The original poster also said that while working alone last weekend, they were completely swamped with requests for IT assistance from stores across the U.S. but reached the end of their shift before making any progress, leaving them with just one option.

"The last hour of my shift, something broke on the server side and dozens of stores were not able to perform transactions or take credit card payments," OP wrote. "But because we were on a strict no OT policy, I clocked out and left.

"The company lost countless dollars in sales, probably in the six figure range," OP continued. "My phone was blowing up all day Sunday as management tried to get further details...but because of the no OT policy, I could not answer my phone.

"When asked why I left work without fixing the issue, I simply showed them the no OT policy emails they have sent out every week for the past few weeks," OP added. "They quietly dismissed me back to work knowing they had messed up...a few hours of overtime cost the company hundreds of thousands of dollars."

Overtime, though inconvenient and arduous, can benefit both employers and employees.

While companies are able to increase productivity by scheduling more than 40 hours for employees, those actually working additional hours are entitled to extra compensation, making overtime worthwhile.

The Fair Labor Standards Act, initially passed in 1938, mandates employers pay employees at least 1.5 times their regular pay rate for every hour worked over 40 hours in a single workweek, according to the Department of Labor.

And certain states, including Alaska, California, Colorado and Nevada, require employers to pay overtime rates for every hour worked over a certain threshold in a single day. In Colorado, that threshold is 12 hours. In Alaska and Nevada, 8. In California, the daily overtime threshold is also eight hours. But after 12 hours, employers are required to pay employees double their regular rate, instead of time-and-a-half.

Although overtime hours can allow employers to squeeze extra productivity out of employees, an abundance of extra time on the job ends up being costly and like in the scenarios described in the viral Reddit post, certain companies choose not to allow any overtime in an effort to save money.

No matter the consequences.

Headset left on desk
Headset left on desk. Members of Reddit's r/MaliciousCompliance forum showed support for one employee who followed their employer's strict overtime policy to a tee. PeopleImages/iStock / Getty Images Plus

Throughout the comment section of the viral post, Redditors were dumbfounded by the original poster's employer and made their disdain for no its no overtime policy abundantly clear.

"Ah yes, if you reduce hours, the workload automatically matches the amount of hours worked," Redditor u/greybruce1980 quipped sarcastically in the post's top comment, which has received nearly 4,000 upvotes.

"If you want to reduce individual hours, you have to hire additional staff," Redditor u/Zuberii responded, receiving more than 1,300 upvotes. "That's the step they tend to forget."

"Well yeah, but then you need to pay for additional staff," Redditor u/Pesto_Nightmare chimed in. "Can't have that."
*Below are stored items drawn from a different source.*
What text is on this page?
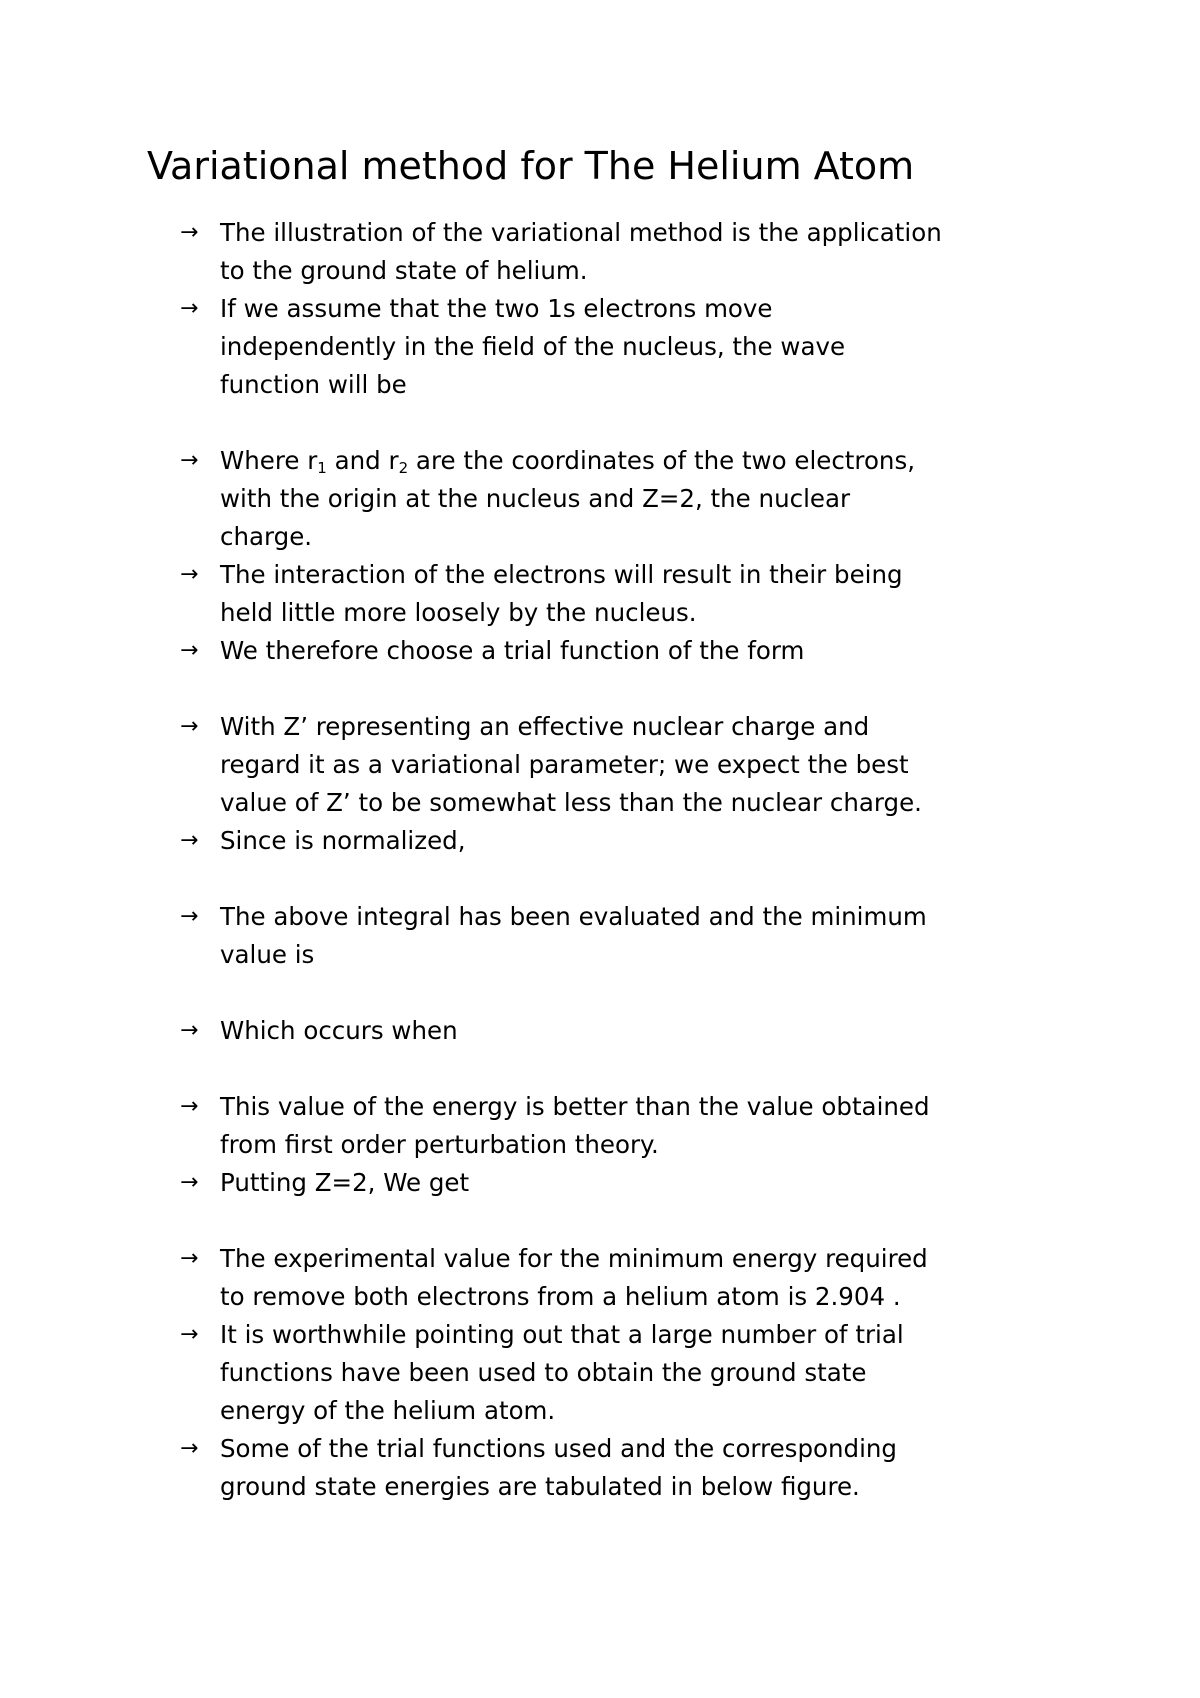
Variational method for The Helium Atom
→ The illustration of the variational method is the application
to the ground state of helium.
→ If we assume that the two 1s electrons move
independently in the field of the nucleus, the wave
function will be
→ Where $r_1$ and $r_2$ are the coordinates of the two electrons,
with the origin at the nucleus and Z=2, the nuclear
charge.
→ The interaction of the electrons will result in their being
held little more loosely by the nucleus.
→ We therefore choose a trial function of the form
→ With Z’ representing an effective nuclear charge and
regard it as a variational parameter; we expect the best
value of Z’ to be somewhat less than the nuclear charge.
→ Since is normalized,
→ The above integral has been evaluated and the minimum
value is
→ Which occurs when
→ This value of the energy is better than the value obtained
from first order perturbation theory.
→ Putting Z=2, We get
→ The experimental value for the minimum energy required
to remove both electrons from a helium atom is 2.904 .
→ It is worthwhile pointing out that a large number of trial
functions have been used to obtain the ground state
energy of the helium atom.
→ Some of the trial functions used and the corresponding
ground state energies are tabulated in below figure.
In a separate comment, Redditor u/NoMoLerking took issue with the idea of overarching policies that provide little leeway for what happens in real life.

"'No exceptions! Ever!' is by far the stupidest policy, no matter what we're talking about," they wrote. "Because there are always exceptions."

"Management stupidity is generally monumental," Redditor u/JumpingSpider97 chimed in.

Newsweek reached out to u/tbross11 for comment.